Otuz birinci bölüm: Tekli koltuk (part 2)

5 1 0
                                    

Alarm sesiyle sıçradım yerimden. Bakındım etrafa. Gene tekli koltukta uyuya kalmıştım. Alarm çaldığına göre haberlere bir saat vardı. Kalkıp elimi yüzümü yıkadım. Kahvaltıyı hazırlamak için yöneldim mutfağa. Alelacele hazırlayıp dönmeyi planlıyordum. Bu bir saati iyi değerlendirmem gerekiyordu.
Çalan telefonumun sesiyle işimi bırakıp içeri yöneldim. Arayan Rukiyeydi. Bu saatte aramazdı genelde. Kötü bir haber mi almıştı yoksa ? Önce biraz kafamdaki düşüncelere aldansam da telefon kapanmadan geldim kendime. İyi yada kötü açmadan öğrenemezdim. Derin bir nefes alıp açtım telefonu.
- Selamun aleyküm canım
- Aleyküm selam
- Nasılsın iyimisin? Sesin pek iyi gelmiyor.
- Nasıl olayım. Sabahtan akşama kadar haber izliyorum. Bi haber olurda kaçırırım diye çok korkuyorum ne yapayım..
- Çok yoruyorsun kendini, çok hırpalıyorsun. Birşey olsa haberi gelir illaki. Allah korusun hem. Sen iyi düşün iyi olsun..
- Yapmaya çalışıyorum ama işte..
- Sen çok yorulmuşsun anlaşılan. Hazırlan seni almaya geliyorum.
- Nereye ? Niye ?
- Niyesimi var ? Biraz hava almaya ihtiyacın var. Şöyle yeşilliği bol biyerlere götüreceğim seni.

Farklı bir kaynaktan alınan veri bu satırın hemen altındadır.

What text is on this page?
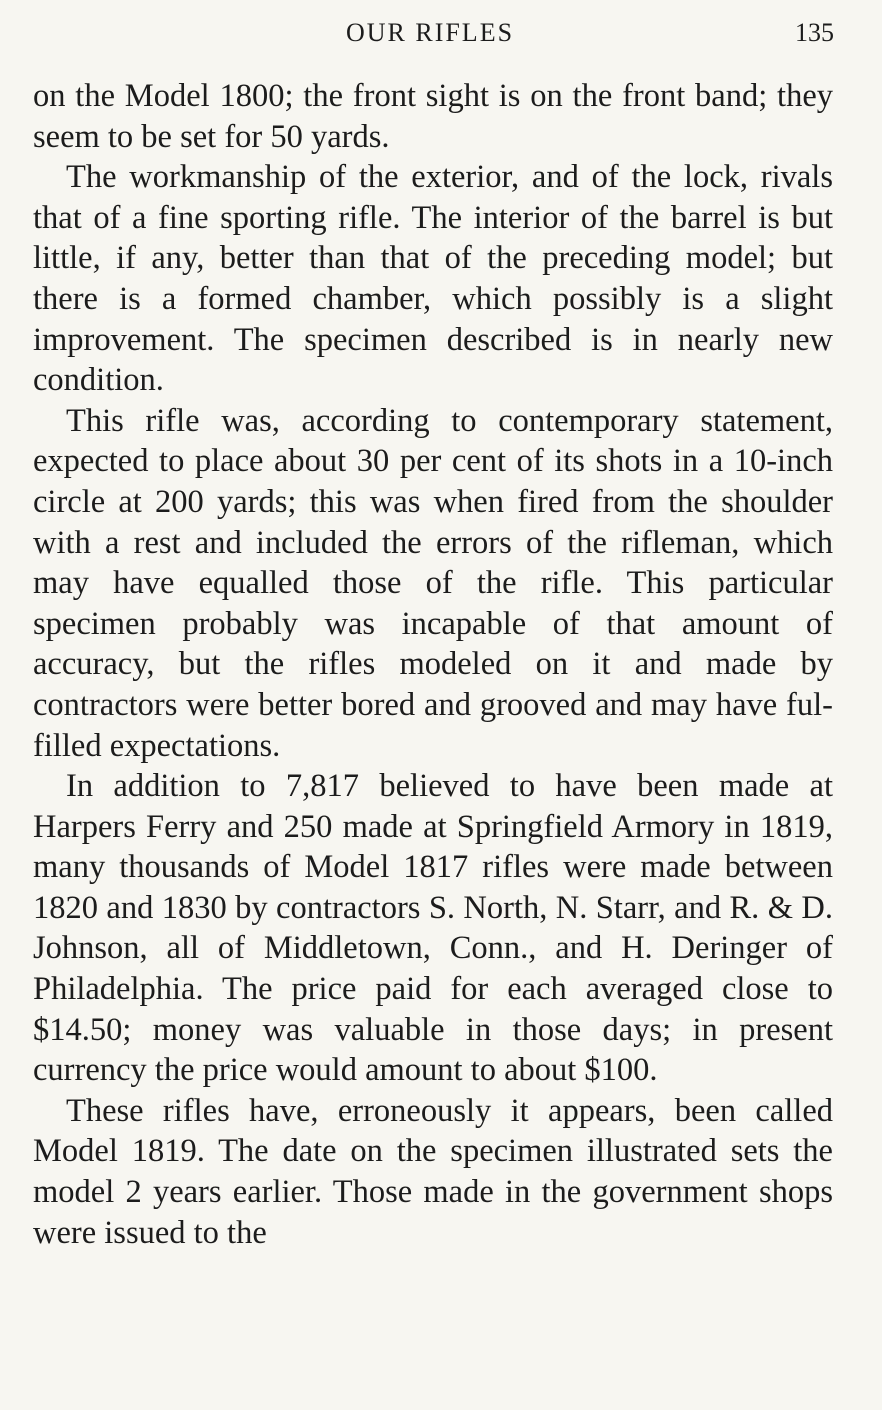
OUR RIFLES	135

on the Model 1800; the front sight is on the front band; they seem to be set for 50 yards.

The workmanship of the exterior, and of the lock, rivals that of a fine sporting rifle. The interior of the barrel is but little, if any, better than that of the preceding model; but there is a formed chamber, which possibly is a slight improvement. The specimen described is in nearly new condition.

This rifle was, according to contemporary statement, expected to place about 30 per cent of its shots in a 10-inch circle at 200 yards; this was when fired from the shoulder with a rest and included the errors of the rifleman, which may have equalled those of the rifle. This particular specimen probably was incapable of that amount of accuracy, but the rifles modeled on it and made by contractors were better bored and grooved and may have fulfilled expectations.

In addition to 7,817 believed to have been made at Harpers Ferry and 250 made at Springfield Armory in 1819, many thousands of Model 1817 rifles were made between 1820 and 1830 by contractors S. North, N. Starr, and R. & D. Johnson, all of Middletown, Conn., and H. Deringer of Philadelphia. The price paid for each averaged close to $14.50; money was valuable in those days; in present currency the price would amount to about $100.

These rifles have, erroneously it appears, been called Model 1819. The date on the specimen illustrated sets the model 2 years earlier. Those made in the government shops were issued to the
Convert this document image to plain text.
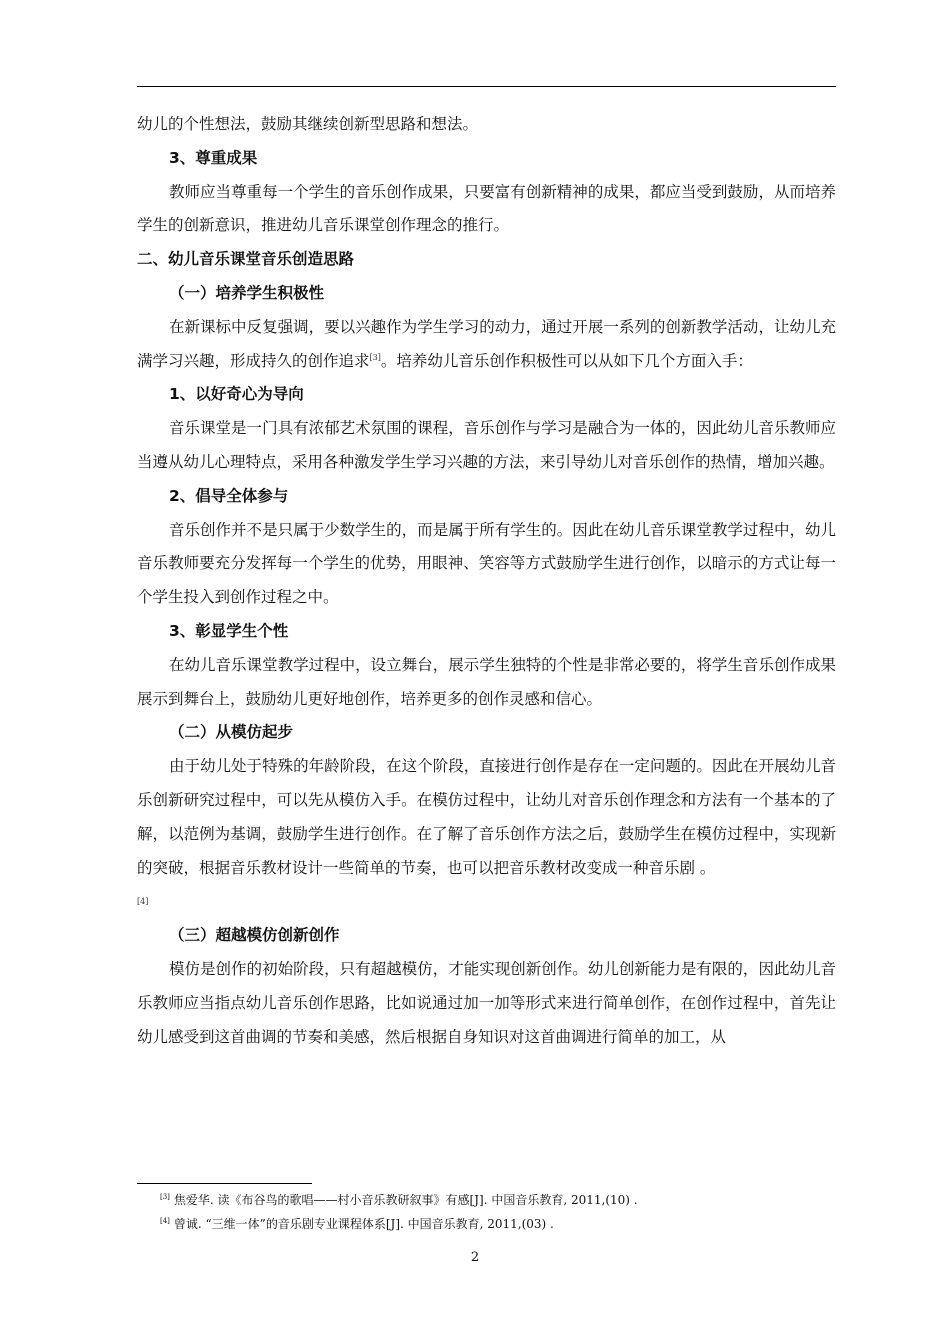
幼儿的个性想法，鼓励其继续创新型思路和想法。

3、尊重成果

教师应当尊重每一个学生的音乐创作成果，只要富有创新精神的成果，都应当受到鼓励，从而培养学生的创新意识，推进幼儿音乐课堂创作理念的推行。

二、幼儿音乐课堂音乐创造思路

（一）培养学生积极性

在新课标中反复强调，要以兴趣作为学生学习的动力，通过开展一系列的创新教学活动，让幼儿充满学习兴趣，形成持久的创作追求[3]。培养幼儿音乐创作积极性可以从如下几个方面入手：

1、以好奇心为导向

音乐课堂是一门具有浓郁艺术氛围的课程，音乐创作与学习是融合为一体的，因此幼儿音乐教师应当遵从幼儿心理特点，采用各种激发学生学习兴趣的方法，来引导幼儿对音乐创作的热情，增加兴趣。

2、倡导全体参与

音乐创作并不是只属于少数学生的，而是属于所有学生的。因此在幼儿音乐课堂教学过程中，幼儿音乐教师要充分发挥每一个学生的优势，用眼神、笑容等方式鼓励学生进行创作，以暗示的方式让每一个学生投入到创作过程之中。

3、彰显学生个性

在幼儿音乐课堂教学过程中，设立舞台，展示学生独特的个性是非常必要的，将学生音乐创作成果展示到舞台上，鼓励幼儿更好地创作，培养更多的创作灵感和信心。

（二）从模仿起步

由于幼儿处于特殊的年龄阶段，在这个阶段，直接进行创作是存在一定问题的。因此在开展幼儿音乐创新研究过程中，可以先从模仿入手。在模仿过程中，让幼儿对音乐创作理念和方法有一个基本的了解，以范例为基调，鼓励学生进行创作。在了解了音乐创作方法之后，鼓励学生在模仿过程中，实现新的突破，根据音乐教材设计一些简单的节奏，也可以把音乐教材改变成一种音乐剧 。

[4]

（三）超越模仿创新创作

模仿是创作的初始阶段，只有超越模仿，才能实现创新创作。幼儿创新能力是有限的，因此幼儿音乐教师应当指点幼儿音乐创作思路，比如说通过加一加等形式来进行简单创作，在创作过程中，首先让幼儿感受到这首曲调的节奏和美感，然后根据自身知识对这首曲调进行简单的加工，从

[3] 焦爱华. 读《布谷鸟的歌唱——村小音乐教研叙事》有感[J]. 中国音乐教育, 2011,(10) .

[4] 曾诚. “三维一体”的音乐剧专业课程体系[J]. 中国音乐教育, 2011,(03) .

2
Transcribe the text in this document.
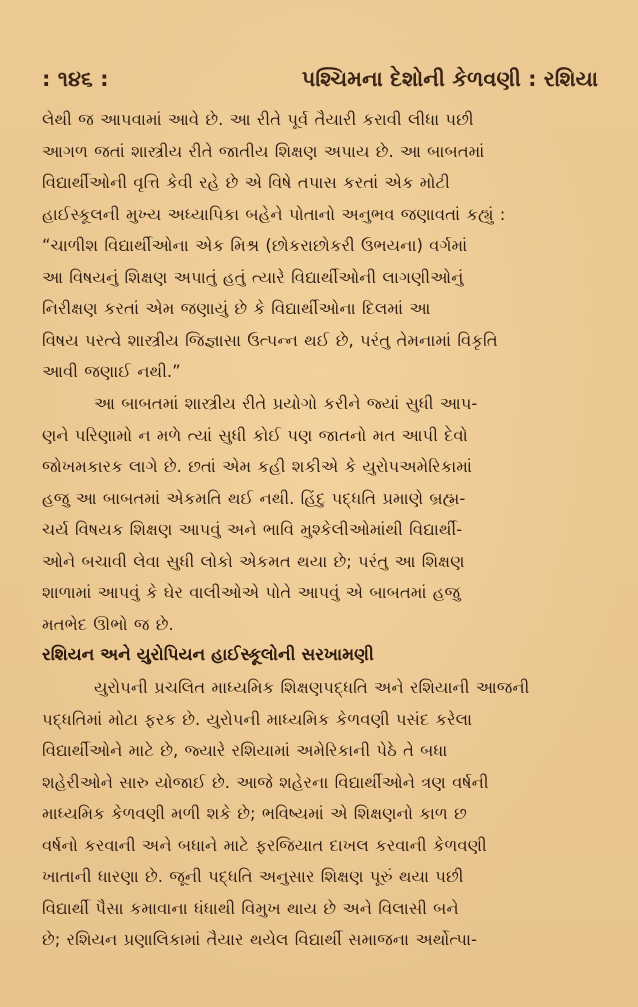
: ૧૪૬ :	પશ્ચિમના દેશોની કેળવણી : રશિયા
લેથી જ આપવામાં આવે છે. આ રીતે પૂર્વ તૈયારી કરાવી લીધા પછી
આગળ જતાં શાસ્ત્રીય રીતે જાતીય શિક્ષણ અપાય છે. આ બાબતમાં
વિદ્યાર્થીઓની વૃત્તિ કેવી રહે છે એ વિષે તપાસ કરતાં એક મોટી
હાઈસ્કૂલની મુખ્ય અધ્યાપિકા બહેને પોતાનો અનુભવ જણાવતાં કહ્યું :
“ચાળીશ વિદ્યાર્થીઓના એક મિશ્ર (છોકરાછોકરી ઉભયના) વર્ગમાં
આ વિષયનું શિક્ષણ અપાતું હતું ત્યારે વિદ્યાર્થીઓની લાગણીઓનું
નિરીક્ષણ કરતાં એમ જણાયું છે કે વિદ્યાર્થીઓના દિલમાં આ
વિષય પરત્વે શાસ્ત્રીય જિજ્ઞાસા ઉત્પન્ન થઈ છે, પરંતુ તેમનામાં વિકૃતિ
આવી જણાઈ નથી.”
આ બાબતમાં શાસ્ત્રીય રીતે પ્રયોગો કરીને જ્યાં સુધી આપ-
ણને પરિણામો ન મળે ત્યાં સુધી કોઈ પણ જાતનો મત આપી દેવો
જોખમકારક લાગે છે. છતાં એમ કહી શકીએ કે યુરોપઅમેરિકામાં
હજુ આ બાબતમાં એકમતિ થઈ નથી. હિંદુ પદ્ધતિ પ્રમાણે બ્રહ્મ-
ચર્ય વિષયક શિક્ષણ આપવું અને ભાવિ મુશ્કેલીઓમાંથી વિદ્યાર્થી-
ઓને બચાવી લેવા સુધી લોકો એકમત થયા છે; પરંતુ આ શિક્ષણ
શાળામાં આપવું કે ઘેર વાલીઓએ પોતે આપવું એ બાબતમાં હજુ
મતભેદ ઊભો જ છે.
રશિયન અને યુરોપિયન હાઈસ્કૂલોની સરખામણી
યુરોપની પ્રચલિત માધ્યમિક શિક્ષણપદ્ધતિ અને રશિયાની આજની
પદ્ધતિમાં મોટા ફરક છે. યુરોપની માધ્યમિક કેળવણી પસંદ કરેલા
વિદ્યાર્થીઓને માટે છે, જ્યારે રશિયામાં અમેરિકાની પેઠે તે બધા
શહેરીઓને સારુ યોજાઈ છે. આજે શહેરના વિદ્યાર્થીઓને ત્રણ વર્ષની
માધ્યમિક કેળવણી મળી શકે છે; ભવિષ્યમાં એ શિક્ષણનો કાળ છ
વર્ષનો કરવાની અને બધાને માટે ફરજિયાત દાખલ કરવાની કેળવણી
ખાતાની ધારણા છે. જૂની પદ્ધતિ અનુસાર શિક્ષણ પૂરું થયા પછી
વિદ્યાર્થી પૈસા કમાવાના ધંધાથી વિમુખ થાય છે અને વિલાસી બને
છે; રશિયન પ્રણાલિકામાં તૈયાર થયેલ વિદ્યાર્થી સમાજના અર્થોત્પા-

Rahatlarsın.
- Ama haberler..
- Hafsa! İtiraz istemiyorum. Hadi on dakikaya oradayım , hazırlan.
- Şey..
- Hadi Hafsa
- İyi , peki
- Selamun aleyküm
- Aleyküm selam
Şuan Zühre nin neler hissettiğini çok iyi anlıyordum. Eskiden ne çok zorlardım onu gezdirmek için. Ama onun gibi benimde yapacak birşeyim yoktu. Mecburen gidecektim . Belkide Rukiye nin dediği gibi biraz rahatlardım. Kızın bir aydır canı çıkmıştı zaten. Daha fazla naz yapıp onu uğraştırmak da istemiyordum. Sina'nın yokluğunu aratmamaya çalışıyordu. Sürekli arıyor, halimi hatrımı soruyor,arada evime geliyor,beni mutlu etmeye çalışıyordu. Benim için büyük emek sarf edip fedakarlıklar yapan bu kızın hakkını nasıl ödeyecektim hiç bilmiyordum.